Gibt es eine Drittwirkung, d.h. eine Wirkung der Grundrechte im Verhältnis der Bürger untereinander?

Überblick

Eine beliebte Frage in Prüfungen und Klausuren: Kann es eine Wirkung der Grundrechte im Verhältnis der Bürger untereinander geben? Eine Meinung schliesst dies aus, eine andere geht von einer unmittelbaren Drittwirkung aus und eine dritte Meinung sieht die Drittwirkung durch den Privatrechtsverkehr als bereits gegeben an.

Die Meinungen und ihre Argumente

1. Ansicht - Keine Drittwirkung1

Nach dieser Meinung gelten die Grundrechte im Privatrechtsverkehr der Bürger untereinander nicht.

Argumente für diese Ansicht

Wortlaut Art. 1 III GG

Aus dem Wortlaut des Art. 1 III GG gehen eindeutig der Gesetzgeber, die vollziehende Gewalt und die Rechtsprechung als Grundrechtsverpflichtete hervor, nicht aber die Bürger.

Historische Entwicklung

Ihrer historischen Entwicklung nach sind die Grundrechte einzig und allein als Abwehrrechte des Bürgers gegen den Staat entstanden. So sind sie auch zu verstehen.

2. Ansicht - Unmittelbare Drittwirkung2

Nach dieser Ansicht gelten die Grunde im Privatrecht wie jede andere Gesetzesnorm auch und damit auch zwischen den Bürgern.

Argumente für diese Ansicht

Sozialstaatprinzip

Das in den Art. 20,28 GG verankerte Bekenntnis zum Sozialstaat umfasst auch die unmittelbare, privatrechtliche Wirkung der Grundrechte. Denn in einer sozialen Gemeinschaft ist jeder Einzelne auf den rechtsgeschäftlichen Verkehr angewiesen, damit einhergehend auch auf die Gesetzesnormen insgesamt, dazu gehören auch die Grundrechte.

Nicht nur staatliche Eingriffe

Sinn und Zweck der Grundrechte ist die Zusicherung von Freiräumen, dieser kann jedoch nicht nur den Staat, sondern auch von anderen Privatpersonen oder Gruppierungen eingeschränkt oder bedroht werden.

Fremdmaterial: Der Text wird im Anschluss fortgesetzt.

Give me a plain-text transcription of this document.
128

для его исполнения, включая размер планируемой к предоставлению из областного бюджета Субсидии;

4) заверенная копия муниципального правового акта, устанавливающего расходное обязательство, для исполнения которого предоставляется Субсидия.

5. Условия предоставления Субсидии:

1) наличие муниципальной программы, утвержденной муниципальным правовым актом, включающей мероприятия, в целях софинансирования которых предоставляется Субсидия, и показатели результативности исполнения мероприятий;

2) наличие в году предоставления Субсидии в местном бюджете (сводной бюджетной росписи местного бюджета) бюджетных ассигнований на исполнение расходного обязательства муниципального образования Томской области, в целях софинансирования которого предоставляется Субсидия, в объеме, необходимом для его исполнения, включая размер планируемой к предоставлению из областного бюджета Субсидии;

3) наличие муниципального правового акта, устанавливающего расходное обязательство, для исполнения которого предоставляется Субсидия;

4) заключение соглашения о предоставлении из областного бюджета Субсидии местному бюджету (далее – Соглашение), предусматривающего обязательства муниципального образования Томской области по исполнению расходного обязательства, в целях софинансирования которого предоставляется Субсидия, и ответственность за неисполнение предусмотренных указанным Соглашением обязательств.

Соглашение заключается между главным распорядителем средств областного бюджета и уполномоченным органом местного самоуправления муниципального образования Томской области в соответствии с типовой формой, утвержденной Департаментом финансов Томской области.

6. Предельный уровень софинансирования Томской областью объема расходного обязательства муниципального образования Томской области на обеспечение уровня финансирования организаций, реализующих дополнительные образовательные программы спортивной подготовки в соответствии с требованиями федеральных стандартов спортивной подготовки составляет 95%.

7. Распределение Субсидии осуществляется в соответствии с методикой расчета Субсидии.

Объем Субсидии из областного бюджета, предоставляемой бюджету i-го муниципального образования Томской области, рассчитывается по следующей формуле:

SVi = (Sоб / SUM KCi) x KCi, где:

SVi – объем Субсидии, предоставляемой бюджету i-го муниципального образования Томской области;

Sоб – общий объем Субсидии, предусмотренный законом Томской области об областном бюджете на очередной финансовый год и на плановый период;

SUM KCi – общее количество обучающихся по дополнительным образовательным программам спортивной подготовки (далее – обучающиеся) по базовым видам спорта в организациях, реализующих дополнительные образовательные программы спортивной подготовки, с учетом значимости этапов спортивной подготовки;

Bedeutungswandel der Grundrechte

Historisch gesehen entstanden die Grundrechte als subjektive Abwehrrechte gegen den Staat. In der Entwicklung der Gesellschaft muss aber dem zentralen Anliegen der Grundrechte, nämlich der effektive und möglichst umfassende Grundrechtsschutz, entsprochen werden. Damit sind die Grundrechte als Grundsatznormen für die gesamte Rechtsordnung zu verstehen.

3. Ansicht - Mittelbare Drittwirkung3

Nach dieser Ansicht gelten die Grundrechte zwar nicht unmittelbar, aber mittelbar im Privatrechtsverkehr. Sie bilden eine objektive Wertordnung die im Privatrecht als Einbruchstellen für die Grundrechte in das Privatrecht gesehen werden kann.

Argumente für diese Ansicht

Unterschied der Eingriffe

Während ein staatlicher Eingriff in die Grundrechte einhergeht mit unmittelbarem Zwang,kann im privatrechtlichen kein Eingriff ohne Einverständnis des Einzelnen geschehen. Durch vertragliche Abreden kann mittels wertungsausfüllender privatrechtlicher Normen auch ein Grundrecht Berücksichtigung finden.

Privatautonomie

Wären die Grundrechte unmittelbar auch zwischen den Bürgern anwendbar, würde das eine nicht akzeptierbare Einschränkung der Privatautonomie bedeuten. Die damit einhergehende Einengung der Freiheit des Einzelnen stünde nicht im Einklang mit den Grundrechten. Denn diese gewährleisten auch die Freiheit, sich unter Privaten über die Grundrechtswesen hinwegsetzen zu dürfen.

  • 1. Stree DÖV 1958, 173 ff.; Creifelds JR 1950 449 (455).
  • 2. BGHZ 13, 334 (338);Singer JZ 1995, 1133 ff.;BAGE 438 (441).
  • 3. BVerfGE 7,198 (206 ff.); BVerfGE 103, 89 (100).